Differences Between Personal Income and Disposable Personal Income
Personal Income (PI) is the total amount of money a person or family earns from all sources of income, including wages, salaries, rental income, dividends, interest, and government transfers. It is a key economic indicator measuring the total income earned by individuals or households over a given period. Economists and policymakers use the personal income to analyze consumer behavior, income inequality, and the state of the economy.
Disposable Personal Income (DPI) is the amount of money that is left after taxes and other deductions have been deducted from an individual’s or household’s income. It provides a more accurate depiction of the actual income available to individuals and households for consumption and savings. DPI assists in comprehending the spending and saving patterns of individuals or households, which can substantially affect economic growth and employment.

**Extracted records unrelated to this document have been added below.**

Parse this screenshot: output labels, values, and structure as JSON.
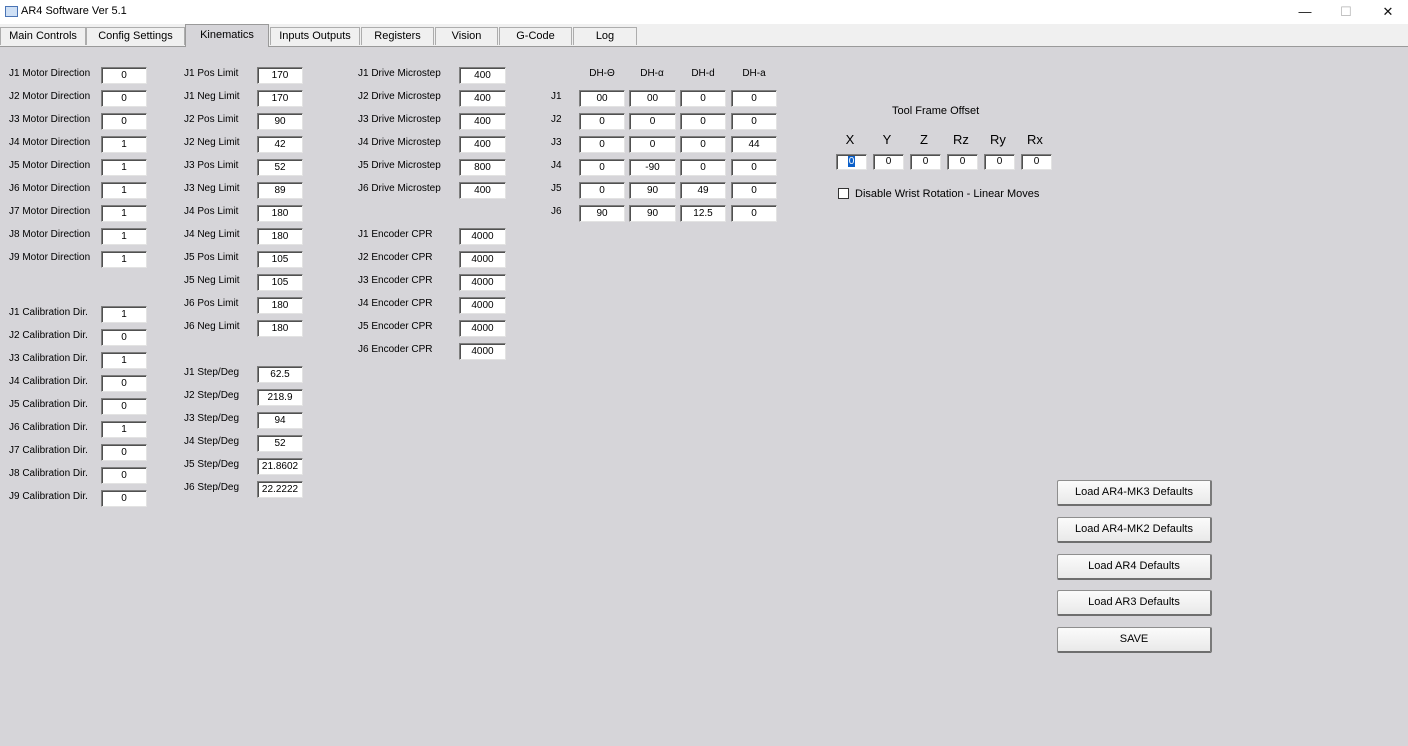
{
  "window": {
    "title": "AR4 Software Ver 5.1",
    "minimize": "—",
    "restore": "☐",
    "close": "✕"
  },
  "tabs": [
    "Main Controls",
    "Config Settings",
    "Kinematics",
    "Inputs Outputs",
    "Registers",
    "Vision",
    "G-Code",
    "Log"
  ],
  "active_tab": "Kinematics",
  "motor_direction": {
    "labels": [
      "J1 Motor Direction",
      "J2 Motor Direction",
      "J3 Motor Direction",
      "J4 Motor Direction",
      "J5 Motor Direction",
      "J6 Motor Direction",
      "J7 Motor Direction",
      "J8 Motor Direction",
      "J9 Motor Direction"
    ],
    "values": [
      "0",
      "0",
      "0",
      "1",
      "1",
      "1",
      "1",
      "1",
      "1"
    ]
  },
  "calibration_dir": {
    "labels": [
      "J1 Calibration Dir.",
      "J2 Calibration Dir.",
      "J3 Calibration Dir.",
      "J4 Calibration Dir.",
      "J5 Calibration Dir.",
      "J6 Calibration Dir.",
      "J7 Calibration Dir.",
      "J8 Calibration Dir.",
      "J9 Calibration Dir."
    ],
    "values": [
      "1",
      "0",
      "1",
      "0",
      "0",
      "1",
      "0",
      "0",
      "0"
    ]
  },
  "limits": {
    "labels": [
      "J1 Pos Limit",
      "J1 Neg Limit",
      "J2 Pos Limit",
      "J2 Neg Limit",
      "J3 Pos Limit",
      "J3 Neg Limit",
      "J4 Pos Limit",
      "J4 Neg Limit",
      "J5 Pos Limit",
      "J5 Neg Limit",
      "J6 Pos Limit",
      "J6 Neg Limit"
    ],
    "values": [
      "170",
      "170",
      "90",
      "42",
      "52",
      "89",
      "180",
      "180",
      "105",
      "105",
      "180",
      "180"
    ]
  },
  "step_deg": {
    "labels": [
      "J1 Step/Deg",
      "J2 Step/Deg",
      "J3 Step/Deg",
      "J4 Step/Deg",
      "J5 Step/Deg",
      "J6 Step/Deg"
    ],
    "values": [
      "62.5",
      "218.9",
      "94",
      "52",
      "21.8602",
      "22.2222"
    ]
  },
  "drive_microstep": {
    "labels": [
      "J1 Drive Microstep",
      "J2 Drive Microstep",
      "J3 Drive Microstep",
      "J4 Drive Microstep",
      "J5 Drive Microstep",
      "J6 Drive Microstep"
    ],
    "values": [
      "400",
      "400",
      "400",
      "400",
      "800",
      "400"
    ]
  },
  "encoder_cpr": {
    "labels": [
      "J1 Encoder CPR",
      "J2 Encoder CPR",
      "J3 Encoder CPR",
      "J4 Encoder CPR",
      "J5 Encoder CPR",
      "J6 Encoder CPR"
    ],
    "values": [
      "4000",
      "4000",
      "4000",
      "4000",
      "4000",
      "4000"
    ]
  },
  "dh": {
    "headers": [
      "DH-Θ",
      "DH-α",
      "DH-d",
      "DH-a"
    ],
    "rows": [
      {
        "label": "J1",
        "values": [
          "00",
          "00",
          "0",
          "0"
        ]
      },
      {
        "label": "J2",
        "values": [
          "0",
          "0",
          "0",
          "0"
        ]
      },
      {
        "label": "J3",
        "values": [
          "0",
          "0",
          "0",
          "44"
        ]
      },
      {
        "label": "J4",
        "values": [
          "0",
          "-90",
          "0",
          "0"
        ]
      },
      {
        "label": "J5",
        "values": [
          "0",
          "90",
          "49",
          "0"
        ]
      },
      {
        "label": "J6",
        "values": [
          "90",
          "90",
          "12.5",
          "0"
        ]
      }
    ]
  },
  "tool_frame": {
    "title": "Tool Frame Offset",
    "headers": [
      "X",
      "Y",
      "Z",
      "Rz",
      "Ry",
      "Rx"
    ],
    "values": [
      "0",
      "0",
      "0",
      "0",
      "0",
      "0"
    ]
  },
  "disable_wrist": {
    "label": "Disable Wrist Rotation - Linear Moves",
    "checked": false
  },
  "buttons": [
    "Load AR4-MK3 Defaults",
    "Load AR4-MK2 Defaults",
    "Load AR4 Defaults",
    "Load AR3 Defaults",
    "SAVE"
  ]
}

Personal Income vs Disposable Personal Income
|Basis||Personal Income||Disposable Personal Income|
|Definition||Total income earned by an individual/household||Income available for consumption and savings after tax and other deductions|
|Calculation Method||Earned, unearned, and government transfers||Personal income minus taxes and other deductions|
|Importance||Measures the overall income earned by individuals/households||Measures the actual income that individuals/households have at their disposal|
|Economic Impact||Provides insight into income inequality and consumer behavior||Provides insight into spending and saving patterns that can impact economic growth and employment|
|Divisions||None||Divided into Personal Consumption Expenditures (PCE) and Personal Savings (PS)|
|Purpose||Used by economists and policymakers to analyze the overall health of the economy||Used to understand individuals/households’ purchasing power and ability to contribute to the economy|
|Example||A person earns $50,000 per year||After taxes and deductions, the person has $40,000 to spend and save.|
Personal Income and Disposable Personal Income are two important macroeconomic indicators that measure the total income earned by individuals or households and the actual income available for consumption or savings, respectively. Unlike Personal Income, which provides an overview of the income earned by individuals or households, Disposable Personal Income accounts for taxes and other deductions to depict the actual income available to individuals or households accurately.